Un tailleur de pierres était étendu à plat ventre sur une grande dalle de granit, à côté de moi, et gravait une inscription. Il avait des lunettes bleues et me rappela tout à coup une de mes connaissances que j’avais presque oubliée, un homme qui était employé dans une banque et que j’avais rencontré au café Oplandsk il y avait quelque temps.

Si seulement je pouvais mettre bas toute honte et m’adresser à lui ! Lui dire toute la vérité : que ça n’allait vraiment pas fort en ce moment, que j’avais bien du mal à me tenir en vie ! Je pouvais lui donner mon carnet de coiffeur… Sacrebleu, mon carnet de coiffeur ! Des bons pour près d’une couronne ! Nerveusement, je cherche ce précieux trésor. Ne le trouvant pas assez vite à mon gré, je me mets sur pied d’un bond, cherche, une sueur d’angoisse au front, et finalement je le découvre dans le fond de ma poche de devant, avec d’autres papiers, blancs ou écrits, sans valeur. Je compte et recompte ces six billets, tantôt dans un sens, tantôt dans l’autre. Je n’en avais pas grand besoin. Ce pouvait être un caprice, une fantaisie qui m’avait pris, de ne plus me faire raser. Et j’étais à la tête d’une demi-couronne, une belle demi-couronne toute blanche, en argent de Kongsberg ! La banque fermait à six heures, je pouvais guetter mon homme devant l’Oplandsk entre sept et huit.
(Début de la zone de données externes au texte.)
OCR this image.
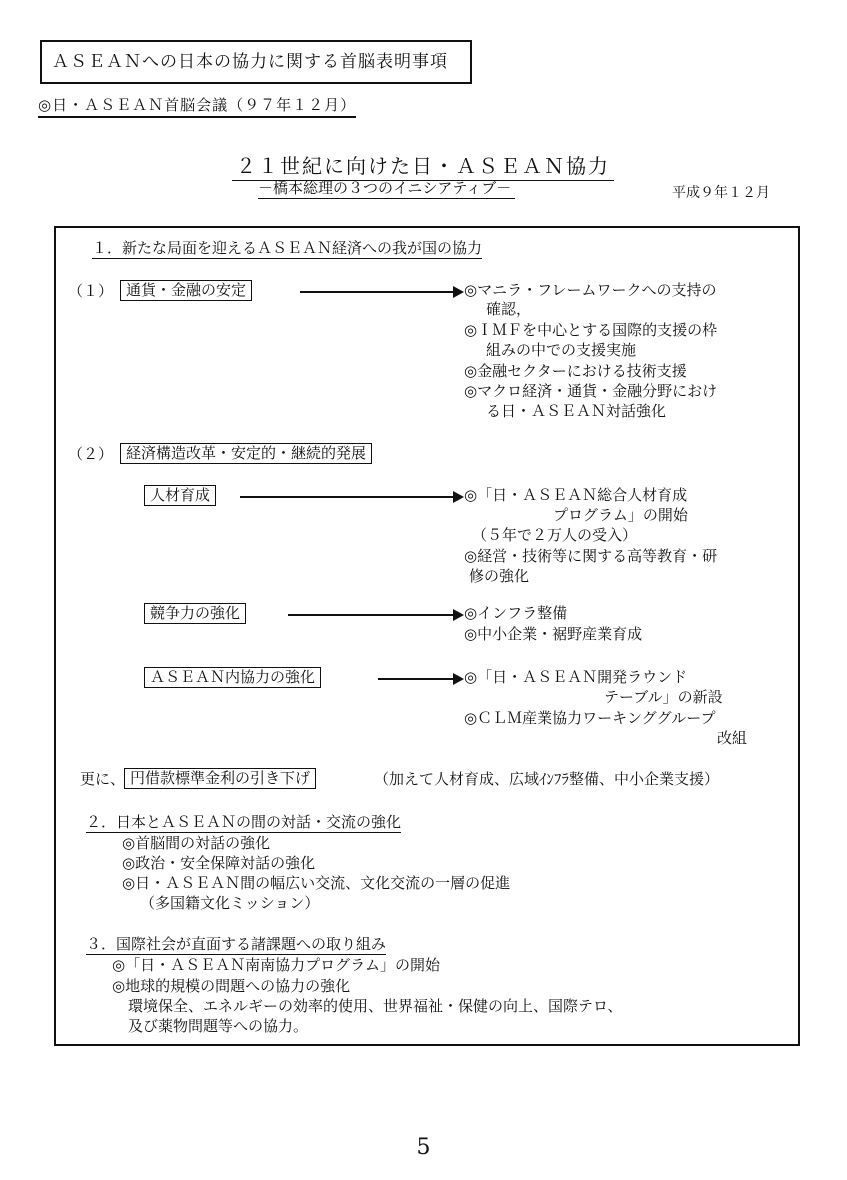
ＡＳＥＡＮへの日本の協力に関する首脳表明事項
◎日・ＡＳＥＡＮ首脳会議（９７年１２月）
２１世紀に向けた日・ＡＳＥＡＮ協力
－橋本総理の３つのイニシアティブ－	平成９年１２月
１．新たな局面を迎えるＡＳＥＡＮ経済への我が国の協力
（１） 通貨・金融の安定	◎マニラ・フレームワークへの支持の
確認，
◎ＩＭＦを中心とする国際的支援の枠
組みの中での支援実施
◎金融セクターにおける技術支援
◎マクロ経済・通貨・金融分野におけ
る日・ＡＳＥＡＮ対話強化
（２） 経済構造改革・安定的・継続的発展
人材育成	◎「日・ＡＳＥＡＮ総合人材育成
プログラム」の開始
（５年で２万人の受入）
◎経営・技術等に関する高等教育・研
修の強化
競争力の強化	◎インフラ整備
◎中小企業・裾野産業育成
ＡＳＥＡＮ内協力の強化	◎「日・ＡＳＥＡＮ開発ラウンド
テーブル」の新設
◎ＣＬＭ産業協力ワーキンググループ
改組
更に、 円借款標準金利の引き下げ	（加えて人材育成、広域ｲﾝﾌﾗ整備、中小企業支援）
２．日本とＡＳＥＡＮの間の対話・交流の強化
◎首脳間の対話の強化
◎政治・安全保障対話の強化
◎日・ＡＳＥＡＮ間の幅広い交流、文化交流の一層の促進
（多国籍文化ミッション）
３．国際社会が直面する諸課題への取り組み
◎「日・ＡＳＥＡＮ南南協力プログラム」の開始
◎地球的規模の問題への協力の強化
環境保全、エネルギーの効率的使用、世界福祉・保健の向上、国際テロ、
及び薬物問題等への協力。
5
Pendant un long moment je me réjouis à cette idée. Le temps passait, le vent soufflait dru dans les marronniers autour de moi et le jour déclinait. N’était-ce pas un peu maigre aussi de venir tout de go offrir six bons de barbe à un jeune monsieur qui était employé dans une banque ? Il avait peut-être en poche deux carnets tout pleins de billets bien autrement chics et propres que les miens, on ne peut jamais savoir. Et je tâtai toutes mes poches, à la recherche de quelque autre chose à joindre au carnet, mais je ne trouvai rien. Si je pouvais seulement lui offrir ma cravate ? Je pouvais très bien m’en passer, à condition de boutonner jusqu’au cou ma jaquette, ce que j’étais malgré tout obligé de faire, puisque je n’avais plus de gilet. Je dénouai ma cravate, un grand plastron qui me cachait la moitié de la poitrine, l’époussetai avec soin et l’enveloppai dans une feuille de papier blanc avec le carnet du coiffeur. Puis je quittai le cimetière et descendis à l’Oplandsk.

Il était sept heures au dépôt. Je me promenai dans le voisinage du café, flânai de long en large devant la grille de fer en guettant avec attention, soumettant à un contrôle sévère les entrants et les sortants. Enfin, vers huit heures, je vis le jeune homme, frais et élégant, monter la rue et traverser, se dirigeant vers la porte du café. En l’apercevant, mon cœur bondit dans ma poitrine comme un petit oiseau et je lui courus sus sans même le saluer.

« Une demi-couronne, vieil ami ! dis-je, et faisant l’effronté : voici les valeurs ! Et je lui fourrai le petit paquet dans la main.

— Je ne l’ai pas ! dit-il, Dieu m’est témoin que je ne l’ai pas ! » Et il retourna sa bourse sous mes yeux. « J’ai vadrouillé hier soir, et j’ai été lavé.